Finally, some love for Boulez. A nice change of approach compared to most. Mahler more than any other composer I can think of can be performed/interpreted in a wide variety of ways and still give me everything I listen to Mahler for.
I've been buying Mahler Symphonies since 1972 when a record store salesman recommended I start my indoctrination with #2 by Ormandy and Philadelphia on RCA LP which had just been released at that time. Managed to get a copy of the Japanese CD re-mastering of that recording done in 2003, recently.
I find it difficult to pick just one performance of any one of his symphonies or Das Lied and say I can live happily without the rest, (#8 excepted as I've never been able to muster much enthusiasm for it).
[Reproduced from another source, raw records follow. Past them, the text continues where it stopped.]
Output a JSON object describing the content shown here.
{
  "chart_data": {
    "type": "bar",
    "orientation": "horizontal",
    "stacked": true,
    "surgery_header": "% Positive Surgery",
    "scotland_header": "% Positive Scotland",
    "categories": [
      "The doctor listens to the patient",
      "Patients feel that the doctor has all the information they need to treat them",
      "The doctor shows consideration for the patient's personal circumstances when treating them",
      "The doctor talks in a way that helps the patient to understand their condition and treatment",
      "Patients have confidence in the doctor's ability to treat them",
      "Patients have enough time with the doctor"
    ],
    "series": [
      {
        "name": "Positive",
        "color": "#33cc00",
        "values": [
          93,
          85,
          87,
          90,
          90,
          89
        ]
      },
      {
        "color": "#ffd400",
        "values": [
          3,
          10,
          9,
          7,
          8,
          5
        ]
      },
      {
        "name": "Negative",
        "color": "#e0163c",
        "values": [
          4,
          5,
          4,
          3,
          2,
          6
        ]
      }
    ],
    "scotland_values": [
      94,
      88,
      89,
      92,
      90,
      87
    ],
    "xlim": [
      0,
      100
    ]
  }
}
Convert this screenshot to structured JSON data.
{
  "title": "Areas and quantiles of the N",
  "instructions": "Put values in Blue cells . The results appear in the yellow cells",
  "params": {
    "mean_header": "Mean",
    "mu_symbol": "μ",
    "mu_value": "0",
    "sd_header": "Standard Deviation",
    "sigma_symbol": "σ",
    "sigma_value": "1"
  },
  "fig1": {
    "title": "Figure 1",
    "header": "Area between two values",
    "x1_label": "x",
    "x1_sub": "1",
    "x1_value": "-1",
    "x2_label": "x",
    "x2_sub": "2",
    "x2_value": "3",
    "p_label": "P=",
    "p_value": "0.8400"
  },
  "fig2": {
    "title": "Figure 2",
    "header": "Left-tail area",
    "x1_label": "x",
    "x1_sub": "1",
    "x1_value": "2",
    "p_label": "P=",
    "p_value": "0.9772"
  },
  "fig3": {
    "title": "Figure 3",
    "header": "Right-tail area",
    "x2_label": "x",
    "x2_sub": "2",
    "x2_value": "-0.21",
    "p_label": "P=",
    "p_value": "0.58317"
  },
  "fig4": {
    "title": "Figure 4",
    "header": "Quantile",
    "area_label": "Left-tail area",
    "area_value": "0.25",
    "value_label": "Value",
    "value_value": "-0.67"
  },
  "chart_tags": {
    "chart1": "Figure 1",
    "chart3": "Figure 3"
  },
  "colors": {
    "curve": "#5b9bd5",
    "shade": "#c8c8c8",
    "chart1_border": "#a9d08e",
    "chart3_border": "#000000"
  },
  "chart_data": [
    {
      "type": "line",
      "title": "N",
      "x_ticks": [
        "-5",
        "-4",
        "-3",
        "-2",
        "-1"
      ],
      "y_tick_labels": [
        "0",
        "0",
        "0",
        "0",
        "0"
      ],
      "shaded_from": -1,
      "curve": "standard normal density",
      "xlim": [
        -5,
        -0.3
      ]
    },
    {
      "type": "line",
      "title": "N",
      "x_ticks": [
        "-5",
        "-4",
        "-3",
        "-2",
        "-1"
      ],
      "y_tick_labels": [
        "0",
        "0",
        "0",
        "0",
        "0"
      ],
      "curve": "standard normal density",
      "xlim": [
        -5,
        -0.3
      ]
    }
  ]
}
I find myself enjoying Boulez, he gets excellent engineering that allows me to hear into the complexities of the scoring, (as does Tennstedt with LSO). Both get great balances from the orchestra to allow horn details to come through better than most and yet both have very different, even opposing ways of performing Mahler.
I've got most of Rattle most of Bernstein (2 different sets) Haitinks original analogues with the Concertgebouw, and dozens of incomplete sets and one offs by VK, Abbado, Barshai, Levi, and on and on. And I continue to investigate with Chailly, Gergiev, and anyone else who attempts Mahler.
When I'm in the mood for a 5th that's ridden hard and put away wet, I like Solti/Chicago with a horn chorale return in the finale of the fifth movement worthy of the second coming followed by some exciting, run amok, closing bars.
For a more relaxed approach with subtlety of detail and the best handling of tempos in the difficult second movement, Barbirolli.
His closing doesn't provide me with quite the level of excitement I want but everything else is so right.
Again, for listening into the score, Tennstedt and Boulez.
I've just started looking into Chailly, and Gergiev.
There's much to be said for Walter, Klemperer and Horenstein too! Whenever I spin one of these old veterans I come away thinking, wow, that's much better than I remember.
It all depends on my mood. And when the moon is full and my OCD is peaking I love to pick just one of his symphonies and listen to all the versions I have, comparing performances over several days.
Surprisingly, or maybe not so, one conductor who's not, to my knowledge, recorded any Mahler symphonies and who I've seen live delivering amazing performances is Charles Dutoit. I think it was 2 or 3 years ago here in Philly I saw him do Mahler 3 and it was an experience I'm glad I did not miss. Many years ago he did a Mahler 5 I will never forget; with just 3 bars to go the baton slipped from his hand, arched up to the right of the second violins, and hung as if suspended for a fraction of a second before arching downward. You could hear the entire audience sucking air for a brief instant as the baton hit the peak of its arc, simultaneously, the first horn lets it all hang out at that point with 3 bars left and before the baton hit the floor, the orchestra didn't miss a beat, the applause was deafening.